A couple of months ago, a minister of the Union government, Giriraj Singh, referred to the Shia stand for promoting the parivar’s agenda: “Shias have already supported the construction of a Ram Temple in Ayodhya. I’m hopeful Sunni Muslims will also extend their support for the cause.”

These recent developments are revealing, on the one hand, of the division of the Muslims along sectarian lines (something also evident from the way some Bohra leaders relate to the rest of the Muslim community) and, on the other, of the capacity of the sangh parivar to receive support from sectors of this community to legitimise its plans, at a time when the Ayodhya dispute enters a critical phase.

Whether the alignment of Shias with the sangh parivar is sustainable and likely to bring the expected results remains to be seen. Shias of Lucknow were supportive of the Jana Sangh, the BJP’s earlier avatar. Even before the All India Shia Personal Law Board was founded by Mirza Athar in 2005, his son Yasoob Abbas, openly supported Atal Bihari Vajpayee, the Lucknow MP, and Mohsin Raza organised a motorcycle rally for him when he became PM. But the Shias did not get much in return. So much so that in March 2017, Yasoob Abbas pleaded to Yogi Adityanath for the formation of a Sachar committee-like Commission to ensure the welfare of Shias. In fact, the main beneficiaries of the collaboration between Shias and the BJP are the leaders of the community who could get one kursi or another. Now, these leaders are divided along factional lines.

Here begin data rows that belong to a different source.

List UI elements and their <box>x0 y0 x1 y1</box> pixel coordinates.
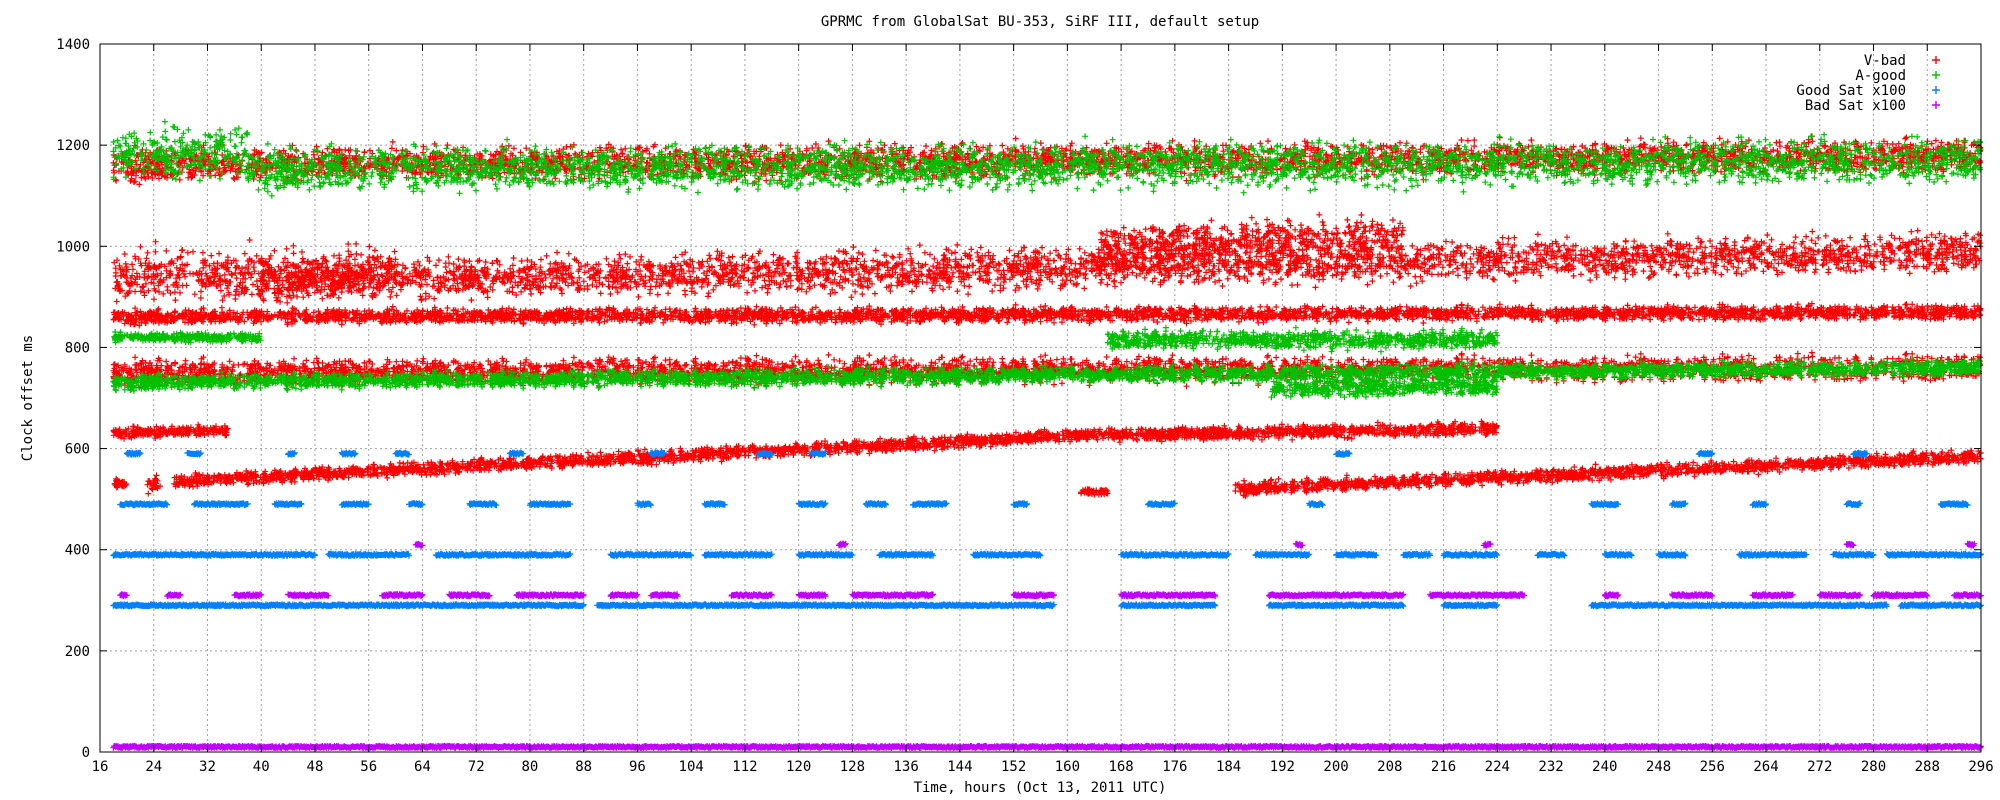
y-axis-label: Clock offset ms <box>20 335 36 461</box>
x-tick-label: 72 <box>468 759 485 775</box>
x-tick-label: 96 <box>629 759 646 775</box>
series-a-good <box>110 118 1984 401</box>
x-tick-label: 24 <box>145 759 162 775</box>
x-tick-label: 128 <box>840 759 865 775</box>
x-tick-label: 264 <box>1753 759 1778 775</box>
x-tick-label: 288 <box>1915 759 1940 775</box>
x-tick-label: 216 <box>1431 759 1456 775</box>
x-tick-label: 248 <box>1646 759 1671 775</box>
legend-label: V-bad <box>1864 53 1906 69</box>
x-tick-label: 48 <box>307 759 324 775</box>
x-tick-label: 272 <box>1807 759 1832 775</box>
x-axis-label: Time, hours (Oct 13, 2011 UTC) <box>914 780 1167 796</box>
x-tick-label: 280 <box>1861 759 1886 775</box>
x-tick-label: 136 <box>893 759 918 775</box>
y-tick-label: 1400 <box>56 37 90 53</box>
y-tick-label: 200 <box>65 644 90 660</box>
x-tick-label: 40 <box>253 759 270 775</box>
x-tick-label: 224 <box>1485 759 1510 775</box>
x-tick-label: 16 <box>92 759 109 775</box>
x-tick-label: 56 <box>360 759 377 775</box>
series-marks <box>110 133 1984 500</box>
legend-marker <box>1932 101 1940 109</box>
y-tick-label: 0 <box>82 745 90 761</box>
legend-marker <box>1932 86 1940 94</box>
x-tick-label: 32 <box>199 759 216 775</box>
series-marks <box>110 118 1984 401</box>
x-tick-label: 144 <box>947 759 972 775</box>
x-tick-label: 200 <box>1323 759 1348 775</box>
x-tick-label: 64 <box>414 759 431 775</box>
x-tick-label: 296 <box>1968 759 1993 775</box>
series-v-bad <box>110 133 1984 500</box>
y-tick-label: 1200 <box>56 138 90 154</box>
x-tick-label: 192 <box>1270 759 1295 775</box>
x-tick-label: 208 <box>1377 759 1402 775</box>
x-tick-label: 176 <box>1162 759 1187 775</box>
plot-frame <box>99 43 1982 753</box>
axis-ticks: 16 24 32 40 48 56 64 72 80 88 96 104 112 120 128 136 144… <box>56 37 1993 775</box>
legend-marker <box>1932 71 1940 79</box>
x-tick-label: 104 <box>679 759 704 775</box>
x-tick-label: 232 <box>1538 759 1563 775</box>
legend-marker <box>1932 56 1940 64</box>
chart-title: GPRMC from GlobalSat BU-353, SiRF III, d… <box>821 14 1259 30</box>
x-tick-label: 88 <box>575 759 592 775</box>
x-tick-label: 168 <box>1108 759 1133 775</box>
x-tick-label: 112 <box>732 759 757 775</box>
legend-label: A-good <box>1855 68 1906 84</box>
x-tick-label: 152 <box>1001 759 1026 775</box>
series-bad-sat-x100 <box>110 540 1984 751</box>
data-points <box>110 118 1984 751</box>
legend-label: Good Sat x100 <box>1796 83 1906 99</box>
x-tick-label: 240 <box>1592 759 1617 775</box>
x-tick-label: 120 <box>786 759 811 775</box>
x-tick-label: 184 <box>1216 759 1241 775</box>
y-tick-label: 400 <box>65 543 90 559</box>
y-tick-label: 800 <box>65 340 90 356</box>
x-tick-label: 80 <box>522 759 539 775</box>
y-tick-label: 600 <box>65 442 90 458</box>
y-tick-label: 1000 <box>56 239 90 255</box>
series-marks <box>110 540 1984 751</box>
x-tick-label: 256 <box>1700 759 1725 775</box>
legend-label: Bad Sat x100 <box>1805 98 1906 114</box>
x-tick-label: 160 <box>1055 759 1080 775</box>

Last but not least, several Shia leaders suffer opprobrium, either because they face charges of bungling of Waqf properties or because they have supported vigorously the agenda of the sangh parivar. Shamil Shamsi, for instance, lost some credibility when he declared, in the wake of the 2010 Babri Masjid judgement, that he would give Rs 15 lakh for the construction of the Ram Temple. In fact, Shia leaders have a proven record of changing loyalties and their popularity has eroded, as was evident during the last municipal elections. But the sangh parivar may need the blessing of a few of them for claiming that Hindus are not the only supporters of a Ram Mandir in Ayodhya.